Pour une typographie pragmatique

En typo­gra­phie, on aime bien les nombres magiques. Par exemple, il parait qu’il faut 66 carac­tères par ligne (recom­man­da­tion de Bringhust, souvent répétée), que la hauteur de texte d’un livre doit être égale à la largeur de la page (selon le canon de Tschichold qui m’a toujours semblé mysté­rieux) et que mettre le Nombre d’or partout ne fait jamais de mal (à part bien sûr tomber dans la numé­ro­logie).

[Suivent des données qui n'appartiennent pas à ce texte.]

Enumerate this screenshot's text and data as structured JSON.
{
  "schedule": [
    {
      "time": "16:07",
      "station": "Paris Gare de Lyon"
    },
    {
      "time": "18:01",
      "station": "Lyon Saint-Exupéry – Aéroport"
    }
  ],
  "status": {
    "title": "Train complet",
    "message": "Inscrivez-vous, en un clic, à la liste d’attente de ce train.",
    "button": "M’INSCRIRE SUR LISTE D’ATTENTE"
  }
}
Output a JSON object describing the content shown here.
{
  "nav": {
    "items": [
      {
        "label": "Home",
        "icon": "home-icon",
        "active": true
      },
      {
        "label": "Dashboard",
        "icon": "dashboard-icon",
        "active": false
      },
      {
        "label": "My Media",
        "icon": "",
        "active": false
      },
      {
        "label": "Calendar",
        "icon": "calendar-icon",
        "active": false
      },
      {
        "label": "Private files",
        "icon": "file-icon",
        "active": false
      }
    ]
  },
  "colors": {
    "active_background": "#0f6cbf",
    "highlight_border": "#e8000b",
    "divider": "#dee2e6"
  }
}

Différents canons de mise en page : ceux de Tschichold, d'un manuscrit médiéval (reconstruit) et de Van de Graaf. Source : Wikipedia
Différents canons de mise en page : ceux de Tschichold, d’un manus­crit médiéval (recons­truit) et de Van de Graaf. Source : Wikipedia

Pourtant, si on vous demande quelle est la taille idéale pour lire du texte, la réponse est « ça dépend ». De quoi ? Du choix de la police (plus ou moins lisible et plus ou moins grande à unité égale), de l’usage (niveau d’attention, lumi­no­sité, éloi­gne­ment, etc.), du type de contenu (corps de texte ou élément d’interface ?)… bref de plein de choses. C’est d’ailleurs pour ça que les recom­man­da­tions ergo­no­miques sérieuses sont souvent déses­pé­ré­ment prudentes, du genre « toutes choses égales par ailleurs, la taille angu­laire opti­male serait comprise dans l’intervalle bla bla ». (Je parle de recom­man­da­tions à valeur géné­rale et pas pour un projet spéci­fique.)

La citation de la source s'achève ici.